Esta práctica que, como la anterior, requiere en la economía regular de mucho análisis y prospección, queda resuelta con la experiencia de mercado (proverbio chino dice “quien no sonleil, no ponel tienda”: como usted responda a su sonrisa con la suya, está perdido y si lleva reloj de marca cual futbolista, dese por estafado. A la playa se va de pobre, que la desnudez nos iguala a todos y todas.

Esto de la igualdad será muy apreciado por mi contertulio de los miércoles, sagaz periodista  y excelente cantante Luis Peiro. Supongo que otro de mis contertulios Jose Luis Fernández, estará pensando si en el gabinete de estudios que dirige tienen contabilizados tanto precario. No sé si mi tercer compañero de miércoles, Armando Rodríguez, que viene a ser del comercio, estará con las vendedoras de pareo o con el chiringuito. Un día le pregunto.

El chiringuito se defiende como puede y vence porque dispone de un producto diferenciado: la sombra. Y, por otro lado, de un argumento de marketing que podría persuadir a un carabinero de posarse en un arroz: en la playa, usted persiste en no parecer pobre, se apunta al lujo y no es sensible a los precios. Consecuencia: albariño, copita a cinco euros, lubinita para los niños, recién pescada, naturalmente, 60 euros; en el mercado 8,50. Un masaje, una clase de Taichí, a precio de master, usted mismo.

Conservo tique de cuatro productos que se venden en el chiringuito. Doscientos metros más allá, los precios son un 30% más bajos. Puedo consolarles: ni ustedes ni yo somos tan tontos como parecemos: es el capitalismo quien nos hizo así.

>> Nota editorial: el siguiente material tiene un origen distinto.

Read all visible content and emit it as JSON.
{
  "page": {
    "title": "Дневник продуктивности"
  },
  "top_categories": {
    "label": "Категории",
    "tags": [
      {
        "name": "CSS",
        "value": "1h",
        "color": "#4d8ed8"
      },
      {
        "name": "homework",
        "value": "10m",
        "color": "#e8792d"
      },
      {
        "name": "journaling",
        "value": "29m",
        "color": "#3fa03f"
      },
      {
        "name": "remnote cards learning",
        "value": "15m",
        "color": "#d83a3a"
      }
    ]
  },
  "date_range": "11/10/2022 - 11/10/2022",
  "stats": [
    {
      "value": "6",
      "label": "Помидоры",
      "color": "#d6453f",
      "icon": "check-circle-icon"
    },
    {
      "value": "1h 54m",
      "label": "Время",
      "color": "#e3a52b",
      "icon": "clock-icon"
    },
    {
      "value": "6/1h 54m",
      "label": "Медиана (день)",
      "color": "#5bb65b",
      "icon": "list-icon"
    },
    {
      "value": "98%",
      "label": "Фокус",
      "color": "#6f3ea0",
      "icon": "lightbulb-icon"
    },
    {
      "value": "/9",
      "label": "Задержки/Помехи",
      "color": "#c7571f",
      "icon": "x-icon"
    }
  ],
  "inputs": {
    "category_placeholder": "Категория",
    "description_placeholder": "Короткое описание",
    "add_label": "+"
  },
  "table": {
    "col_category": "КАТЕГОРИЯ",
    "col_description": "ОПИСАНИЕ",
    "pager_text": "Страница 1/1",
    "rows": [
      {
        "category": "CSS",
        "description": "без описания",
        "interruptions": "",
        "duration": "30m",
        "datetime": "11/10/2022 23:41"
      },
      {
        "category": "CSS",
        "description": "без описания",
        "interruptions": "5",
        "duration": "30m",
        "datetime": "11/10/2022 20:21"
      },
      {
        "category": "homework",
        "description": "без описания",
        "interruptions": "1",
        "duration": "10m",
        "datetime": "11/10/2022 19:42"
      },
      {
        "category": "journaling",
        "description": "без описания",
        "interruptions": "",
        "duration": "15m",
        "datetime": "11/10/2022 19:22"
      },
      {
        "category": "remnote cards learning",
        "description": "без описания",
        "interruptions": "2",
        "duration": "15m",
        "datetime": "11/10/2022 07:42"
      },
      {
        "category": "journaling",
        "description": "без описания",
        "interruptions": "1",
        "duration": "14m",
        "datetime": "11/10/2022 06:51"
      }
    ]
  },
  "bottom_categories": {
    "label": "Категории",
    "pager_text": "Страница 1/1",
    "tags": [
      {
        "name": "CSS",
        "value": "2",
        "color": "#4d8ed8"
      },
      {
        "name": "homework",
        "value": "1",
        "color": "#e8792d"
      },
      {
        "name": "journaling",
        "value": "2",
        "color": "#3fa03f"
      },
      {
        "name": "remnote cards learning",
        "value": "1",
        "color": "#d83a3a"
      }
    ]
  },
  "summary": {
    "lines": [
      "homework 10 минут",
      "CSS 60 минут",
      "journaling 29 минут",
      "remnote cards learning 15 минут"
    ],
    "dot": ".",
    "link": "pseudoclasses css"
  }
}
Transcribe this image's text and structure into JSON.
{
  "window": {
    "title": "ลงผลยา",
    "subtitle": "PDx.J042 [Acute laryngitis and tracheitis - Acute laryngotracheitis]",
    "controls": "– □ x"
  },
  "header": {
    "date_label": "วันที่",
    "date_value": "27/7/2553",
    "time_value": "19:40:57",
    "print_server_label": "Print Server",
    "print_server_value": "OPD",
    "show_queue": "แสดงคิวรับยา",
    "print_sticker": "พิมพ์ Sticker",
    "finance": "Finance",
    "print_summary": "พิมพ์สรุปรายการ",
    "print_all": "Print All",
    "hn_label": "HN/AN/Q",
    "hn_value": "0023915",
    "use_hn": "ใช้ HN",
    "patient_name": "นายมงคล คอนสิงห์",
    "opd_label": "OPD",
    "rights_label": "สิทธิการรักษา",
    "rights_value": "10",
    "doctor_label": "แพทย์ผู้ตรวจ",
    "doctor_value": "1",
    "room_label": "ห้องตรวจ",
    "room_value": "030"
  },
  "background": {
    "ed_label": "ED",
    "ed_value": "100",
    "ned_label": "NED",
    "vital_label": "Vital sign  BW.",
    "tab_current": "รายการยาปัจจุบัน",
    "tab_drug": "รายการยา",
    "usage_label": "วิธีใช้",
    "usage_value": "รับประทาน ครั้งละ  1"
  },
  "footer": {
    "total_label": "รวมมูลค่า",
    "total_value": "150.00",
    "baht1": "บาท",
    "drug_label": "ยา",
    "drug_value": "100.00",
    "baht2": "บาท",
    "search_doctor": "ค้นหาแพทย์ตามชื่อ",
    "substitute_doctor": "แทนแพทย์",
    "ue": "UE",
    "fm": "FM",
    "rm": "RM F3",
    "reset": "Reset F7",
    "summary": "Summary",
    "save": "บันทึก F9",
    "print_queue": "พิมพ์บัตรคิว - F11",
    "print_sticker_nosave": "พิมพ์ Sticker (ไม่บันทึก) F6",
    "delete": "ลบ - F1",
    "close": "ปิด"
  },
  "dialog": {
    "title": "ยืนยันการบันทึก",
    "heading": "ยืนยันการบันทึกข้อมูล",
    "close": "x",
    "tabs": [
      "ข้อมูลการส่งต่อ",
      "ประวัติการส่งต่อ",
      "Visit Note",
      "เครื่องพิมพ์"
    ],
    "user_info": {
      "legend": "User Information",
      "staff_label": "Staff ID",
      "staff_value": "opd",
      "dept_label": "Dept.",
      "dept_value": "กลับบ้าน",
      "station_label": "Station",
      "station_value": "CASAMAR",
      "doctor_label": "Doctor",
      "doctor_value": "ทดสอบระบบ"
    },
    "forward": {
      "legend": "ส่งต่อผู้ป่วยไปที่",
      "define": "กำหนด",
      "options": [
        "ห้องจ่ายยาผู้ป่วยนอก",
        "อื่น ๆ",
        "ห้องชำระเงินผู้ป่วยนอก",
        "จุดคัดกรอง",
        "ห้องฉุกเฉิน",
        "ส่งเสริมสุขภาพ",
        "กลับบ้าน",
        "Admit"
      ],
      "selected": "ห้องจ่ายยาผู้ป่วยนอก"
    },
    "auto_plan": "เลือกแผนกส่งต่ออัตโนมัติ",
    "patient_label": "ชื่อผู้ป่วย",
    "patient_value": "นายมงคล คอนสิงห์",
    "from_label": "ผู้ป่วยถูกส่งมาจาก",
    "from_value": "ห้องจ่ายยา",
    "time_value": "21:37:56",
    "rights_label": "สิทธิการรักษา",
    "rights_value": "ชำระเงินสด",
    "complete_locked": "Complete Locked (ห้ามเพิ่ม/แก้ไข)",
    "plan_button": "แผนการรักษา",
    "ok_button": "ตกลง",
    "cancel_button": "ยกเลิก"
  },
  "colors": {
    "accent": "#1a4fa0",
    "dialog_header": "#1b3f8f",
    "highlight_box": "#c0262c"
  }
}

En el súper, usted adquiere bienes necesarios. En el chiringuito bienes superiores. O sea, la elasticidad respecto al precio, su disponibilidad a mostrar que está aquí para gozar y no para cubrir sus necesidades, es mayor que en el súper.

A esta diferencia de consumo le llaman ahora comprar experiencia. No sabe usted la cantidad de experiencia, a precios inauditos, que se compra en esta playa por los que vienen de planetas rosados “con fisonomía y hechura tipo Luciano Pavarotti, mayoritaria en la zona” de origen.

Dicho queda, la playa es un mercado salvaje.